I am bullish on Hadoop and other NoSQL technologies. Long-term I believe they will be instrumental in providing quantum leaps in efficiency for existing businesses. But even more, I believe that mainstream BigData will open up brand new opportunities that were simply unavailable before. Right now we focus on applying BigData to user activity and clickstream analysis. why? Because that’s where the data is. But that condition will not persist. There will be oceans of structured and semi-structured data to analyze. The chicken-and-egg situation with the tools and the data will evolve, and brand new application scenarios will open up.
So I’m Bullish.
On the other hand I don’t think Hadoop is ready for prime time today. Why? Let me count the reasons:
- The Foundations are not finished. The Hadoop community is still expending significant energy laying basic foundations.
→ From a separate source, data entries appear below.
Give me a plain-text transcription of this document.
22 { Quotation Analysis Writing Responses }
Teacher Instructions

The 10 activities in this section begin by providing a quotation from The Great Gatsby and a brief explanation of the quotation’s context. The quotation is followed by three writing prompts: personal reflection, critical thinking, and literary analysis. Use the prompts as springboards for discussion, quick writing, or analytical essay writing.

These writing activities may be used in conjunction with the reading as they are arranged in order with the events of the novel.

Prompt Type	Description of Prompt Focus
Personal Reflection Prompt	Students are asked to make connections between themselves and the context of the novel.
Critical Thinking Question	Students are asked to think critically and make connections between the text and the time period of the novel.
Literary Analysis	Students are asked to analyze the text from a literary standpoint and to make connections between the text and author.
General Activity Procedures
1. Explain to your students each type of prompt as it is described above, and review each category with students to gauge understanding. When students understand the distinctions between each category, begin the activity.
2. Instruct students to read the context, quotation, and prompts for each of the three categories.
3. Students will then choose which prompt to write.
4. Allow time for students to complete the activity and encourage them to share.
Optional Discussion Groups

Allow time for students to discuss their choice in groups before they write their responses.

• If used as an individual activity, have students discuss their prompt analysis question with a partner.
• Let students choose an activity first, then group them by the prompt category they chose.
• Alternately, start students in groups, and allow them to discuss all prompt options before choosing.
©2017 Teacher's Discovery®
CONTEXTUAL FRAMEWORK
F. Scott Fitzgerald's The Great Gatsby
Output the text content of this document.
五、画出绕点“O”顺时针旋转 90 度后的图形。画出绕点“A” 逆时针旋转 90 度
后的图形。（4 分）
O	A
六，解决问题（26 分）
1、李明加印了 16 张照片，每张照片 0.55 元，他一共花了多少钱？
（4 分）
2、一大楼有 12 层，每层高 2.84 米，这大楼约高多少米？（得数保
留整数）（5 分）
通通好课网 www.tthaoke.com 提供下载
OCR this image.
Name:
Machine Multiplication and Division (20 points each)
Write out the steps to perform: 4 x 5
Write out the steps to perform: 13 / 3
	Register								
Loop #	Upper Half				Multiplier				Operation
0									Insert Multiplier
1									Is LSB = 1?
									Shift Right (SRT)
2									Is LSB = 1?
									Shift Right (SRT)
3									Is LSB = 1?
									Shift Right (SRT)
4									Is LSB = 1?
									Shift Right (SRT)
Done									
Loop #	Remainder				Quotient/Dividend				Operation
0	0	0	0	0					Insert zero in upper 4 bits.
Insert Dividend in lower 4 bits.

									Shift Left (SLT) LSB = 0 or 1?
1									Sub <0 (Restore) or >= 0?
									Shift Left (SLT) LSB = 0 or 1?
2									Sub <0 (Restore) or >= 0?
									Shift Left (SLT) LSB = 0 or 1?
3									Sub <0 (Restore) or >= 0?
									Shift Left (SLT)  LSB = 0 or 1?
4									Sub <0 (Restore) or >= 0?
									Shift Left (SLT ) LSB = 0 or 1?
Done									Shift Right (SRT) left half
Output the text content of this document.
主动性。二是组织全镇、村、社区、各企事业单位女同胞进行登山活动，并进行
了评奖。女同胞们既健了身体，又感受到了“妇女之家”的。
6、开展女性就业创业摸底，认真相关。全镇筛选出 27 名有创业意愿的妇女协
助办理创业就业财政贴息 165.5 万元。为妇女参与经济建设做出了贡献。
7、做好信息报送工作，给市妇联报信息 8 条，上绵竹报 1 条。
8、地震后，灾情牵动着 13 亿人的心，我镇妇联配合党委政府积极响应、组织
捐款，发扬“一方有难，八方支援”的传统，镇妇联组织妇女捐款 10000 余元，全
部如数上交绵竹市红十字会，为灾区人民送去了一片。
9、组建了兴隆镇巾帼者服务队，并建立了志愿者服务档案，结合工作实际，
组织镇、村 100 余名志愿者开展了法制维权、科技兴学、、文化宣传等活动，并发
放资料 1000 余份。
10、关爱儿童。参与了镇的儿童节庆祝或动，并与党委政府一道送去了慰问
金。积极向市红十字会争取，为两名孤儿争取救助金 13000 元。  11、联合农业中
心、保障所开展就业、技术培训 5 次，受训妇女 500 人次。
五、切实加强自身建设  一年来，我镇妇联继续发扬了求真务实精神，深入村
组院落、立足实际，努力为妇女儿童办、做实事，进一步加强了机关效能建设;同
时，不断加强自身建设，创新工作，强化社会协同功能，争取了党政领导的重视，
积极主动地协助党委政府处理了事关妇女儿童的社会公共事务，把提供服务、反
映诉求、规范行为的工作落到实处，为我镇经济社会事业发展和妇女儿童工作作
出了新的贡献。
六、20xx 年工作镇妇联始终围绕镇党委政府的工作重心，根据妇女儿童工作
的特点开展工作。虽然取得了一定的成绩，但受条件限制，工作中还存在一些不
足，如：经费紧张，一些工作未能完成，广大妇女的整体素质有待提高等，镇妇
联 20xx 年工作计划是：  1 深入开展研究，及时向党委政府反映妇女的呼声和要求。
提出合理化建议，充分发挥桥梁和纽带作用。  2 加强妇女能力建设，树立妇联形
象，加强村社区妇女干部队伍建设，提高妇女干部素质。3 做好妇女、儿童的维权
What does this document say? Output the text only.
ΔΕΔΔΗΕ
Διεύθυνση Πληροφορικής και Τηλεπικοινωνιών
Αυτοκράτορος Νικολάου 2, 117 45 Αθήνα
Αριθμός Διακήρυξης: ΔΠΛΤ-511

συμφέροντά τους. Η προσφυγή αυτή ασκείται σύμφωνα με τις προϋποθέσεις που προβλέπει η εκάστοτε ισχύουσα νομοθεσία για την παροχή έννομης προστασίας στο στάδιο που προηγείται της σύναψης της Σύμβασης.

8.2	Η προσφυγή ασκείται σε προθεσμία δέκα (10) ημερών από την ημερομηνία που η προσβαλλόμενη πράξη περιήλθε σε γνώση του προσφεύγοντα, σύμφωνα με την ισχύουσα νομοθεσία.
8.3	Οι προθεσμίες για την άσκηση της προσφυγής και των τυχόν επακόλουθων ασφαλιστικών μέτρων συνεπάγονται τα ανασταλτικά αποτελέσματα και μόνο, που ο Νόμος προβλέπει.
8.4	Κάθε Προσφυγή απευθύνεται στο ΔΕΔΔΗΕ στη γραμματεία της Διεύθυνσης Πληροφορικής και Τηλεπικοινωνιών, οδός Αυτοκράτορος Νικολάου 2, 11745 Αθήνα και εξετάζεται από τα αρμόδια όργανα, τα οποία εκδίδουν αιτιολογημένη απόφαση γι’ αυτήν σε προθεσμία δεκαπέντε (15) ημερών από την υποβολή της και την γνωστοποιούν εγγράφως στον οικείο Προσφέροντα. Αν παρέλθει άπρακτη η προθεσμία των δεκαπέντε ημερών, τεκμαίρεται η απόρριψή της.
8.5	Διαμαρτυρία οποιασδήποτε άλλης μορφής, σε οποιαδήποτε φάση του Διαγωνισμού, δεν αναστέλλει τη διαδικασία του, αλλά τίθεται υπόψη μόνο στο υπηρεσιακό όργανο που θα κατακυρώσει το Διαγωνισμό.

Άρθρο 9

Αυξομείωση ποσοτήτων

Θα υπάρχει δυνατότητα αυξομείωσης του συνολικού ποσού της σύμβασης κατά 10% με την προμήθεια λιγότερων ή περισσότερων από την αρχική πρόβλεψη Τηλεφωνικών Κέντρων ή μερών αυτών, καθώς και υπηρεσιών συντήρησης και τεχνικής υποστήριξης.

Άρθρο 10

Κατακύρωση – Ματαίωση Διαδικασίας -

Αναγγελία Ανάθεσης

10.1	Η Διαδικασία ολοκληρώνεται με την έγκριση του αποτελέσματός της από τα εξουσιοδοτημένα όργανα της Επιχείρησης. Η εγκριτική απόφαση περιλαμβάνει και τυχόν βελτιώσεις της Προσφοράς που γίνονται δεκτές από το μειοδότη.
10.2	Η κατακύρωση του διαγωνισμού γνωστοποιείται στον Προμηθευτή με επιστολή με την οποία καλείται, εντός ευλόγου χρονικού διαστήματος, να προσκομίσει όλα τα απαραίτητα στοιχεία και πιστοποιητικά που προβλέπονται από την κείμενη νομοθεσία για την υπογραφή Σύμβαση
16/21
Here’s a blog post from three months ago detailing the internal organization and operation of Hadoop 2.0. Look at the raft of terminology this article foists on unsuspecting Hadoop novices: Applications Master, Application Manager (different!), Node Manager, Container Launch Context, and on and on. And, these are all problems that have been previously solved; we saw similar Resource Management designs with EJB containers, and before that with antecedents like Transarc’s Encina Monitor from 1992, with its node manager, container manager, nanny processes and so on. Developers (the users of Hadoop) don’t want or need to know about these details.
- The Rate of Change is still very high. Versioning and naming is still in high flux. 0.20? 2.0? 0.23? YARN? MRv2? You might think that version numbers are a minor detail but until the use of terminology and version numbers converges, enterprises will have difficulty adopting. In addition, the actual application model is still in flux. For enterprise apps, change is expensive and confusing. People cannot afford to attend to all the changes in the various moving targets.
- The Ecosystem is nascent. There aren’t enough companies that are oriented around making money on these technologies. Banks – a key adopter audience – are standing back waiting for the dust to settle. Consulting shops are watching and waiting. As a broader ecosystem of companies pops up and invests, enterprises will find it easier to get from where they are into the land of Hadoop.